Recent theoretical work, however, has connected GPDs to the gravitational form factors, allowing the results from electromagnetic probes of protons to substitute for gravitational probes.

“This is the beauty of it. You have this map that you think you will never get,” said Latifa Elouadrhiri, a Jefferson Lab staff scientist and co-author on the paper. “But here we are, filling it in with this electromagnetic probe.”

The electromagnetic probe consists of beams of electrons produced by the Continuous Electron Beam Accelerator Facility, a DOE Office of Science User Facility. These electrons are directed into the nuclei of atoms, where they interact electromagnetically with the quarks inside protons via a process called deeply virtual Compton scattering.

In the DVCS process, an electron enters a proton and exchanges a virtual photon with a quark, transferring energy to the quark and proton. A short time later, the proton releases this energy by emitting another photon and continues on intact. This process is analogous to the calculations Pagels performed for how it would be possible to probe the proton gravitationally via a hypothetical beam of gravitons. The Jefferson Lab researchers were able to exploit a similarity between the well-known electromagnetic and hypothetical gravitational studies to get their result.

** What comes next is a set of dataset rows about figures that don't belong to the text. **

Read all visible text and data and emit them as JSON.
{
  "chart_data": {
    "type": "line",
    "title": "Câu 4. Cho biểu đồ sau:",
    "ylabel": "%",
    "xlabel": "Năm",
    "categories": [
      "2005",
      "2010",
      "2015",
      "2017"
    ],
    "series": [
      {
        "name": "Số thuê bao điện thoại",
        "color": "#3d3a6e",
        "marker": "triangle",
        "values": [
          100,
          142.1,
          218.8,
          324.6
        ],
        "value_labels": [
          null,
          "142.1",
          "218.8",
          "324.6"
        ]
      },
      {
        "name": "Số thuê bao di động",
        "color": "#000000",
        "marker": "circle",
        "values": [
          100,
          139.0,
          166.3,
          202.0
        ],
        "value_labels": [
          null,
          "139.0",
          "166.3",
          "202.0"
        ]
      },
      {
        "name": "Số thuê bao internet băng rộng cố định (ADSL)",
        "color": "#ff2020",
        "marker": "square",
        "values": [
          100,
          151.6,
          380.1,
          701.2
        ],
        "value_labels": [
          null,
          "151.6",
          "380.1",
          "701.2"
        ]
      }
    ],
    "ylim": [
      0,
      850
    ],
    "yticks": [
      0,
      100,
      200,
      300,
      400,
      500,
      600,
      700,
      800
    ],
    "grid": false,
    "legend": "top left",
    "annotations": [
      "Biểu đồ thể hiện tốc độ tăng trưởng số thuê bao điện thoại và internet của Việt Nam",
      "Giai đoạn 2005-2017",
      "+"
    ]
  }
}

“There’s a photon coming in and a photon coming out. And the pair of photons both are spin-1. That gives us the same information as exchanging one graviton particle with spin-2,” says Francois-Xavier Girod, a Jefferson Lab staff scientist and co-author on the paper. “So now, one can basically do the same thing that we have done in electromagnetic processes—but relative to the gravitational form factors, which represent the mechanical structure of the proton.”

The researchers say the next step is to apply the technique to even more precise data that will be available soon to reduce the uncertainties in the current analysis and begin working toward revealing other mechanical properties of the ubiquitous proton, such as the internal shear forces and the proton’s mechanical radius.